Interactions occur by direct antiplatelet/anticoagulant effects (for example garlic, ginkgo, ginger, curcumin, and nattokinase reduce platelet aggregation or promote fibrinolysis), by altering vitamin K–dependent clotting pathways (high‑vitamin‑K supplements or foods changing warfarin response), or by modifying drug metabolism and transport (St John’s wort induces CYP enzymes affecting many cardiovascular drugs) ^{[1] [7] [8]}.

3. Warfarin: the best‑documented and highest‑risk context

Warfarin shows the largest, clearest literature on supplement interactions: systematic reviews and observational reports document supratherapeutic INRs and hemorrhagic events with turmeric/curcumin and multiple reports linking cranberry, cannabis, green tea, ginkgo and others to variable INR changes or bleeding, and databases estimate dozens to hundreds of potential warfarin interactions overall ^{[1] [4] [6] [2]}.

4. Antiplatelet drugs and bleeding risk: mixed evidence and case reports

Aspirin and P2Y12 inhibitors (clopidogrel) can experience additive bleeding risk when combined with products that impair platelet function—ginkgo, garlic, ginger, and ginseng figure repeatedly in case reports and small pharmacodynamic studies showing reduced platelet aggregation even when routine coagulation assays are unchanged, though randomized trials proving higher clinical bleeding with these combinations are limited ^{[7] [2] [9]}.

5. DOACs, statins and the uncertain role of supplements

For DOACs (apixaban, rivaroxaban, dabigatran) and many CYP3A4‑metabolized cardiovascular drugs, concern focuses on supplements that alter absorption or CYP/P‑glycoprotein activity—St John’s wort is a classic inducer, and various herbal teas or turmeric are reported by patients and observational work to potentially modify exposure, but robust randomized pharmacokinetic outcome data are scarce and often limited to small studies or case reports ^{[5] [3]}.

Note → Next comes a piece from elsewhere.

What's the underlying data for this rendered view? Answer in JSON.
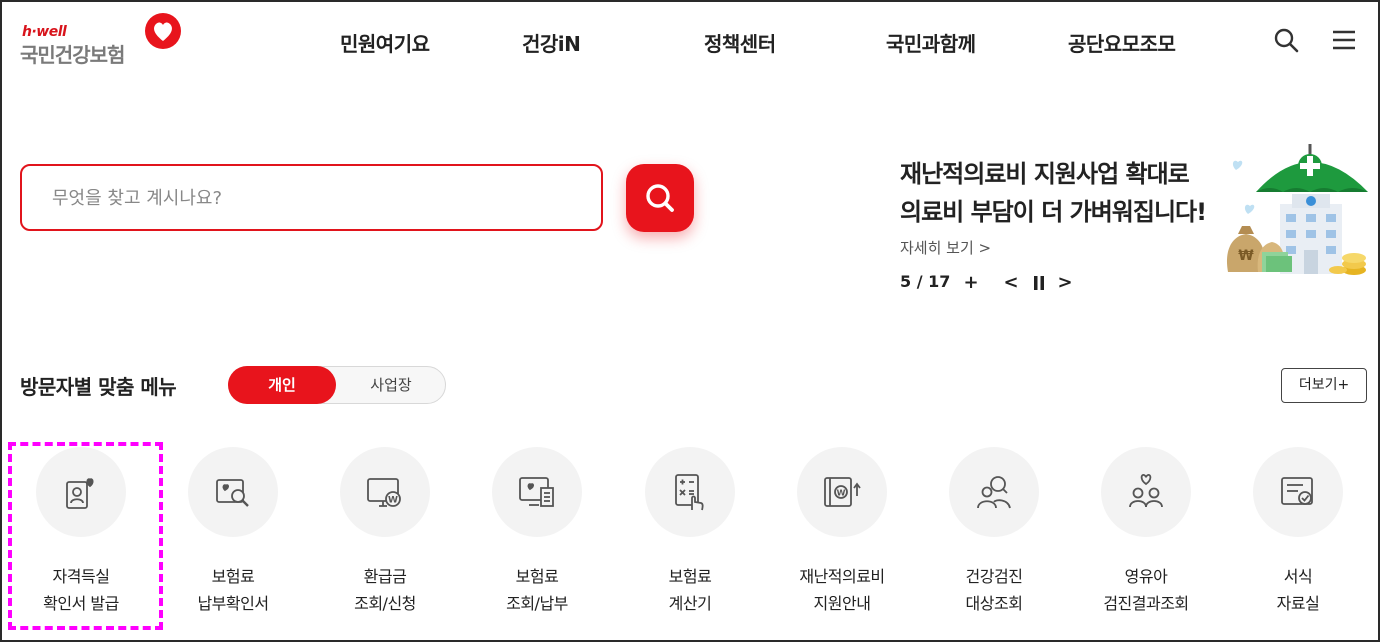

6. Clinical guidance, prevalence and evidence gaps

Clinical guidance emerging from AHRQ and specialty reviews recommends routine questioning about supplement use because supplement-taking is common among cardiovascular patients yet randomized data on hard outcomes (mortality, thrombotic events, major bleeding) are generally lacking; low‑strength evidence supports some intermediate benefits (omega‑3, vitamin K, garlic) but harms are inconclusive and require individualized assessment ^{[3] [10] [11]}.

7. Takeaway for clinicians and researchers

The literature paints a precautionary picture: multiple supplements have plausible mechanisms and descriptive reports linking them to altered antithrombotic drug effect—especially with warfarin—yet large randomized trials proving clinical harm or safety are sparse, so clinicians should actively elicit supplement use, monitor INR or drug levels when feasible, and weigh case reports and pharmacologic plausibility against the limited trial data while research prioritizes high‑quality interaction studies ^{[2] [3] [4]}.